Jack-o-lanterns born from the Irish folk tales of “Stingy Jack”

by KATE EVANS

The tradition of making jack-o-lanterns at Halloween is centuries old and goes back to an Irish legend about a thieving con man known as “Stingy Jack.”

One version of the story says that Jack was being chased by village people after he stole some things and that the devil appeared to him and told him it was time to die. Stingy Jack tricked the devil into turning into a coin that would pay for the stolen items but the coin wound up in Jack’s wallet beside a cross. Jack trapped the devil in his wallet and held the devil there without his powers.

Another version of the tale has Stingy Jack convincing the devil to turn himself into a coin so he could pay for their drinks at a pub. Jack decides to keep the coin and puts it in his pocket next to a silver cross, which keeps the devil from returning to his original form.

A third version has Stingy Jack enticing the devil to climb an apple tree to pick some fruit. Jack places crosses around the trunk of the tree or carves a cross into its bark so the devil can’t get down.

In all of the stories Stingy Jack lets the devil go after he agrees to never take Jack’s soul.
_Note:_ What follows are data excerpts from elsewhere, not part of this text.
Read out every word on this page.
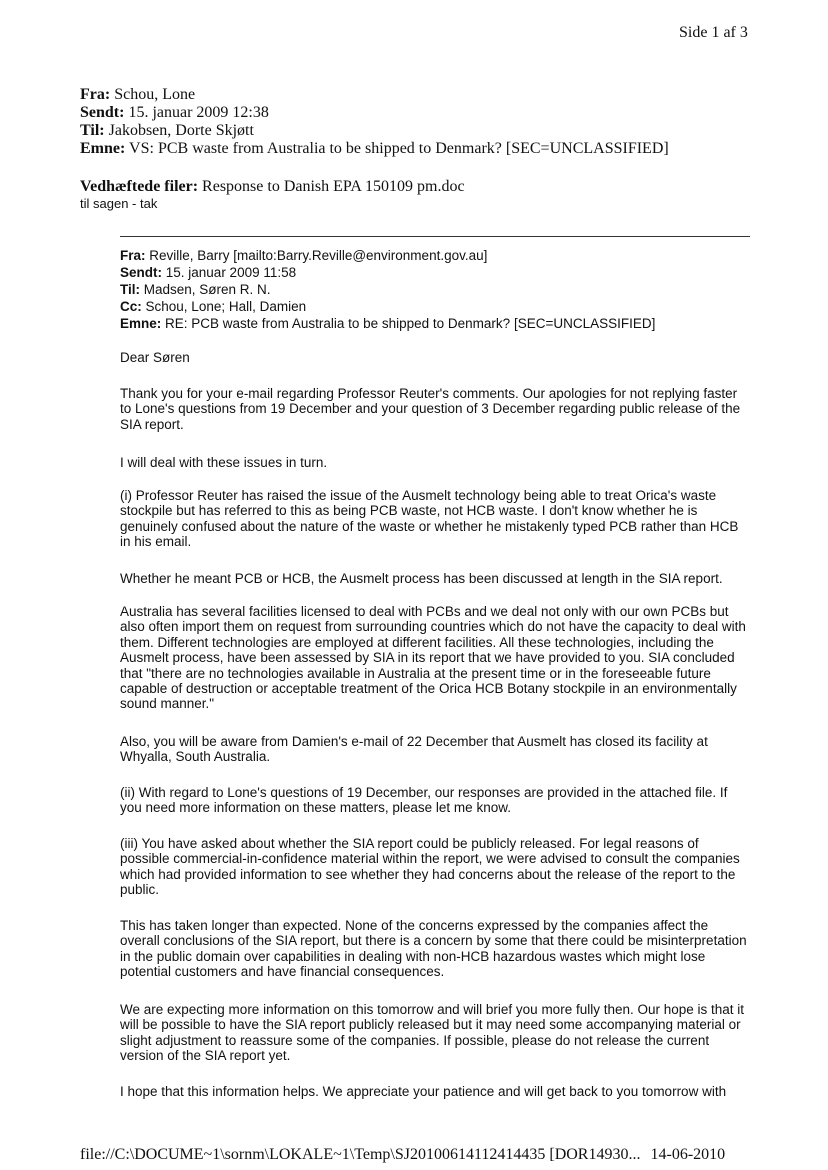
Side 1 af 3
Fra: Schou, Lone
Sendt: 15. januar 2009 12:38
Til: Jakobsen, Dorte Skjøtt
Emne: VS: PCB waste from Australia to be shipped to Denmark? [SEC=UNCLASSIFIED]
Vedhæftede filer: Response to Danish EPA 150109 pm.doc
til sagen - tak
Fra: Reville, Barry [mailto:Barry.Reville@environment.gov.au]
Sendt: 15. januar 2009 11:58
Til: Madsen, Søren R. N.
Cc: Schou, Lone; Hall, Damien
Emne: RE: PCB waste from Australia to be shipped to Denmark? [SEC=UNCLASSIFIED]
Dear Søren
Thank you for your e-mail regarding Professor Reuter's comments. Our apologies for not replying faster to Lone's questions from 19 December and your question of 3 December regarding public release of the SIA report.
I will deal with these issues in turn.
(i) Professor Reuter has raised the issue of the Ausmelt technology being able to treat Orica's waste stockpile but has referred to this as being PCB waste, not HCB waste. I don't know whether he is genuinely confused about the nature of the waste or whether he mistakenly typed PCB rather than HCB in his email.
Whether he meant PCB or HCB, the Ausmelt process has been discussed at length in the SIA report.
Australia has several facilities licensed to deal with PCBs and we deal not only with our own PCBs but also often import them on request from surrounding countries which do not have the capacity to deal with them. Different technologies are employed at different facilities. All these technologies, including the Ausmelt process, have been assessed by SIA in its report that we have provided to you. SIA concluded that "there are no technologies available in Australia at the present time or in the foreseeable future capable of destruction or acceptable treatment of the Orica HCB Botany stockpile in an environmentally sound manner."
Also, you will be aware from Damien's e-mail of 22 December that Ausmelt has closed its facility at Whyalla, South Australia.
(ii) With regard to Lone's questions of 19 December, our responses are provided in the attached file. If you need more information on these matters, please let me know.
(iii) You have asked about whether the SIA report could be publicly released. For legal reasons of possible commercial-in-confidence material within the report, we were advised to consult the companies which had provided information to see whether they had concerns about the release of the report to the public.
This has taken longer than expected. None of the concerns expressed by the companies affect the overall conclusions of the SIA report, but there is a concern by some that there could be misinterpretation in the public domain over capabilities in dealing with non-HCB hazardous wastes which might lose potential customers and have financial consequences.
We are expecting more information on this tomorrow and will brief you more fully then. Our hope is that it will be possible to have the SIA report publicly released but it may need some accompanying material or slight adjustment to reassure some of the companies. If possible, please do not release the current version of the SIA report yet.
I hope that this information helps. We appreciate your patience and will get back to you tomorrow with
file://C:\DOCUME~1\sornm\LOKALE~1\Temp\SJ20100614112414435 [DOR14930... 14-06-2010
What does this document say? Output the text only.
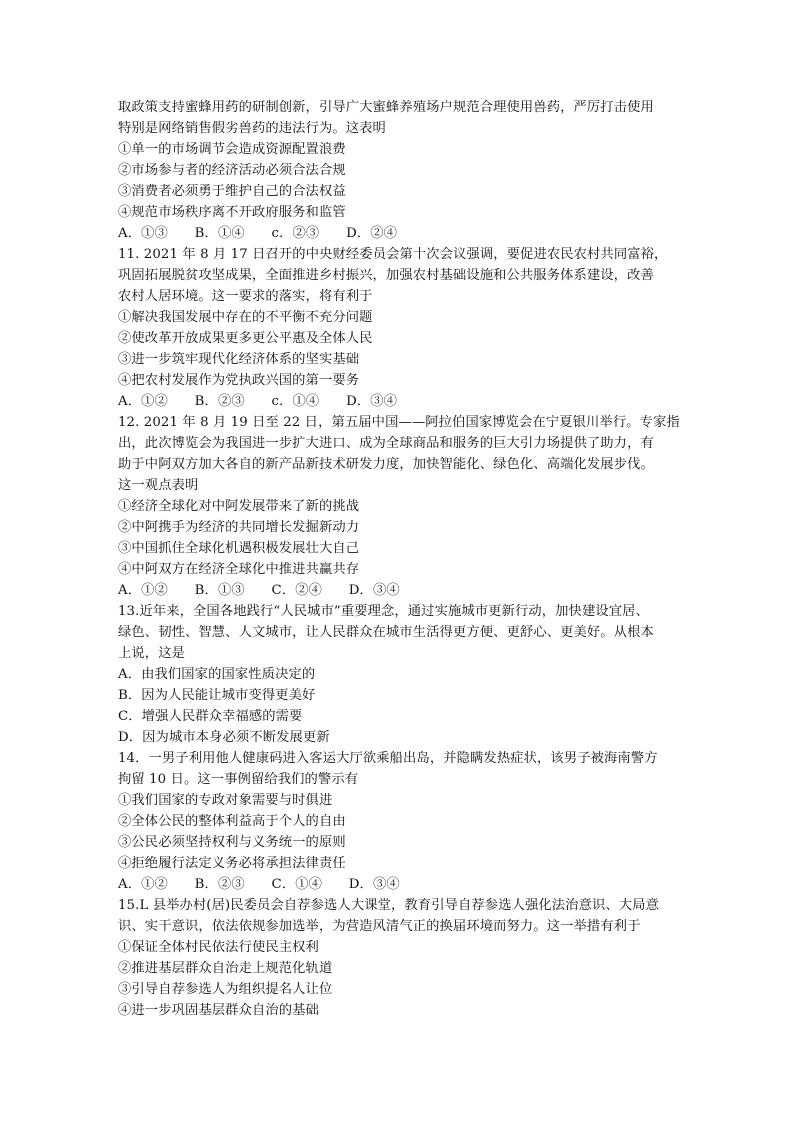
取政策支持蜜蜂用药的研制创新，引导广大蜜蜂养殖场户规范合理使用兽药，严厉打击使用
特别是网络销售假劣兽药的违法行为。这表明
①单一的市场调节会造成资源配置浪费
②市场参与者的经济活动必须合法合规
③消费者必须勇于维护自己的合法权益
④规范市场秩序离不开政府服务和监管
A．①③　　B．①④　　c．②③　　D．②④
11. 2021 年 8 月 17 日召开的中央财经委员会第十次会议强调，要促进农民农村共同富裕，
巩固拓展脱贫攻坚成果，全面推进乡村振兴，加强农村基础设施和公共服务体系建设，改善
农村人居环境。这一要求的落实，将有利于
①解决我国发展中存在的不平衡不充分问题
②使改革开放成果更多更公平惠及全体人民
③进一步筑牢现代化经济体系的坚实基础
④把农村发展作为党执政兴国的第一要务
A．①②　　B．②③　　c．①④　　D．③④
12. 2021 年 8 月 19 日至 22 日，第五届中国——阿拉伯国家博览会在宁夏银川举行。专家指
出，此次博览会为我国进一步扩大进口、成为全球商品和服务的巨大引力场提供了助力，有
助于中阿双方加大各自的新产品新技术研发力度，加快智能化、绿色化、高端化发展步伐。
这一观点表明
①经济全球化对中阿发展带来了新的挑战
②中阿携手为经济的共同增长发掘新动力
③中国抓住全球化机遇积极发展壮大自己
④中阿双方在经济全球化中推进共赢共存
A．①②　　B．①③　　C．②④　　D．③④
13.近年来，全国各地践行“人民城市”重要理念，通过实施城市更新行动，加快建设宜居、
绿色、韧性、智慧、人文城市，让人民群众在城市生活得更方便、更舒心、更美好。从根本
上说，这是
A．由我们国家的国家性质决定的
B．因为人民能让城市变得更美好
C．增强人民群众幸福感的需要
D．因为城市本身必须不断发展更新
14．一男子利用他人健康码进入客运大厅欲乘船出岛，并隐瞒发热症状，该男子被海南警方
拘留 10 日。这一事例留给我们的警示有
①我们国家的专政对象需要与时俱进
②全体公民的整体利益高于个人的自由
③公民必须坚持权利与义务统一的原则
④拒绝履行法定义务必将承担法律责任
A．①②　　B．②③　　C．①④　　D．③④
15.L 县举办村(居)民委员会自荐参选人大课堂，教育引导自荐参选人强化法治意识、大局意
识、实干意识，依法依规参加选举，为营造风清气正的换届环境而努力。这一举措有利于
①保证全体村民依法行使民主权利
②推进基层群众自治走上规范化轨道
③引导自荐参选人为组织提名人让位
④进一步巩固基层群众自治的基础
When Jack dies years later, heaven won’t take him because he was evil and thieving.  Hell won’t have him either because the devil was angry at all the times Stingy Jack tricked him.

Stingy Jack now has nowhere to go and no light to guide him in his travels in the afterlife.  The devil throws him a burning coal and Stingy Jack carves a hole in a turnip and inserts the coal to make a lantern.  He wanders the world forever looking for a place to rest.  In Ireland, Stingy Jack was called “Jack of the Lantern” and “Jack-o-lantern.”

October 31 in Ireland was originally the pagan feast of Samhain in Gaelic parts and later became Halloween.  On Samhain it was believed that the spirits of the dead roamed the earth.  Vegetables such as turnips and potatoes were carved with scary faces to frighten away evil spirits from homes.

In the British Isles people carved scary faces into potatoes, turnips and beets to frighten Stingy Jack and the other evil spirits away.  Immigrants brought the tradition with them to America.

When the Irish came to America they discovered the pumpkin and began carving faces on it. The pumpkin would be hollowed out with a round lid on its top and a candle inserted.  The lit jack-o-lanterns would be placed on windowsills on Halloween to keep Stingy Jack and other dark spirits away.

Washington Irving’s short story “The Legend of Sleepy Hollow,” was an early American ghost story that featured a terrifying headless horseman who chases schoolteacher Ichabod Crane after a party and hurls a pumpkin at him, throwing Crane from his horse.

In some adaptations, a smashed pumpkin was found on the ground beside Crane’s hat the morning after he allegedly encountered the horseman. In the story Crane was never seen again.